Похотливые возгласы мужчин, вздохи и стоны женщин производили на Вителлия отталкивающее впечатление, Лициска же явно забавлялась всем этим. Руфус лаконично заметил:
— Подождите, пока они покончат с едой и Вакх окончательно затмит им мозги. Вот уже несколько недель парней держали на одной ячневой каше, но зато поглядите, какие у них мускулы!
Только сейчас Вителлий заметил, что в темноте колоннады, скрывающей их от взглядов, стоят сотни людей, жаждущих полюбоваться пиршеством. Они проталкивались вперед, шушукаясь и указывая пальцами на гладиаторов, среди которых у толпы явно были свои фавориты. Другие же обреченные на смерть вызывали лишь не слишком искреннее сострадание. Уже сейчас ясно было, каким в случае их поражения будет решение собравшихся вокруг арены зрителей — большой палец книзу, смерть. Уже в течение нескольких дней рядом с Circus maximus, Большим цирком, принимались ставки на жизнь любого из гладиаторов. Фаворитом был Сцилакс, ставки на победу которого принимались в отношении 1: 20. Этот гладиатор одержал уже двадцать девять побед. Двадцать пять противников были убиты им, троим даровал жизнь император, а одному — зрители.
Прозвучал пронзительный сигнал труб. Сегодня он призывал не к смертному бою, а к началу пиршества. Юный бонониец поднял взор. Рабы-египтяне внесли огромный, размерами не меньше стола, поднос, в центре которого стояла на коленях женщина, изображавшая распустившего хвост павлина. Отодвинув посуду, поднос поставили на стол, великолепный павлин поднял крылья, и из-под отливающего синевой оперения появились серебряные чаши, наполненные самыми изысканными яствами из всех провинций Римской империи. Печень рыбы-попугая, гарнированная перепелиными яйцами, политые молоками мурены языки фламинго, мозги павлинов и фазанов в приправе из темных оливок, запеченные лесные совы, политые расплавленным медом и посыпанные маком, красная икра различных рыб, населяющих царство Нептуна от Парфии до Ворот Геркулеса. Это была, однако, лишь предварительная закуска.

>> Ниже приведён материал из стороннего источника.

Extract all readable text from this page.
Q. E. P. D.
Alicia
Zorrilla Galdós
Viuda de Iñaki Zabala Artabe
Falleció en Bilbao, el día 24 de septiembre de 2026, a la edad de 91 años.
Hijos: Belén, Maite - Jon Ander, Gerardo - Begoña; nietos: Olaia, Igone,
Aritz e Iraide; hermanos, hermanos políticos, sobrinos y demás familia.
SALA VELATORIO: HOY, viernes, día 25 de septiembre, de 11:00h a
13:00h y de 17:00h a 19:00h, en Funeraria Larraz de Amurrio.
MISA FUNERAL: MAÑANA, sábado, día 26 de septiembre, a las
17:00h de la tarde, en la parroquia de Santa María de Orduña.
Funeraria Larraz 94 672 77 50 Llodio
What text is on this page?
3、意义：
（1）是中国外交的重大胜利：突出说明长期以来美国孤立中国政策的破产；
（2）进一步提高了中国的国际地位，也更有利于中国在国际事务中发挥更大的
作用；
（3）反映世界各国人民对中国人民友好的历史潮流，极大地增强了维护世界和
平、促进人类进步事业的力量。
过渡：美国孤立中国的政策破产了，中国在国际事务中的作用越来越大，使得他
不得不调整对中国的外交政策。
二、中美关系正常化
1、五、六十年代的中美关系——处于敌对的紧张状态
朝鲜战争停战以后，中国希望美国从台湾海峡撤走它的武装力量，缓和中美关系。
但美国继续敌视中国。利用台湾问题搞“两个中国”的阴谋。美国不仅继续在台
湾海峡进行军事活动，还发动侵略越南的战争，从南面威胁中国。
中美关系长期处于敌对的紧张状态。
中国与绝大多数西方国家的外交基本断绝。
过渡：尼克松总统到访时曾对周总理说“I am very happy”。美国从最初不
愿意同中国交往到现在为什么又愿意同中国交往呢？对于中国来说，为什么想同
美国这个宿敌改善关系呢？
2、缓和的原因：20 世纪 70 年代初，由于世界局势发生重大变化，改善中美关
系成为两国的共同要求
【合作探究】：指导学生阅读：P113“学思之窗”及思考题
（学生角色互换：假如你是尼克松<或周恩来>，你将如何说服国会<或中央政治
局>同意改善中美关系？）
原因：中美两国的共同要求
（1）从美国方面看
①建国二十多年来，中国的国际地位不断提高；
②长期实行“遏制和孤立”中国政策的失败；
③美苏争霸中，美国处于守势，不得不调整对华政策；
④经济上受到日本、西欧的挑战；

Вителлий пробовал поданные блюда скорее из любопытства, чем с аппетитом. Когда еще ему представится случай побывать на подобном пиру? Руфус шикнул на раба, старательно следившего за тем, чтобы опустевшие тарелки гостей немедленно заменялись полными, и повернулся к Вителлию и Лициске:
— Не увлекайтесь, это только первая из семи перемен блюд.
— Воистину замечательная вечеря! — воскликнул Вителлий, но тут же умолк, сообразив, что его оценку происходящего вряд ли можно назвать удачной.
Ели и пили гладиаторы по-разному, как разными были и их характеры. Одни поспешно запихивали деликатесы в обрамленные бородами рты, не успевая их прожевывать, давясь, икая и даже не понимая толком, что же глотают. Другие лишь едва притрагивались к роскошным яствам. Мысли о том, что им вскоре предстоит, отбивали у них всякий аппетит, и они старались заглушить тревогу ожидания все новыми и новыми кубками вина.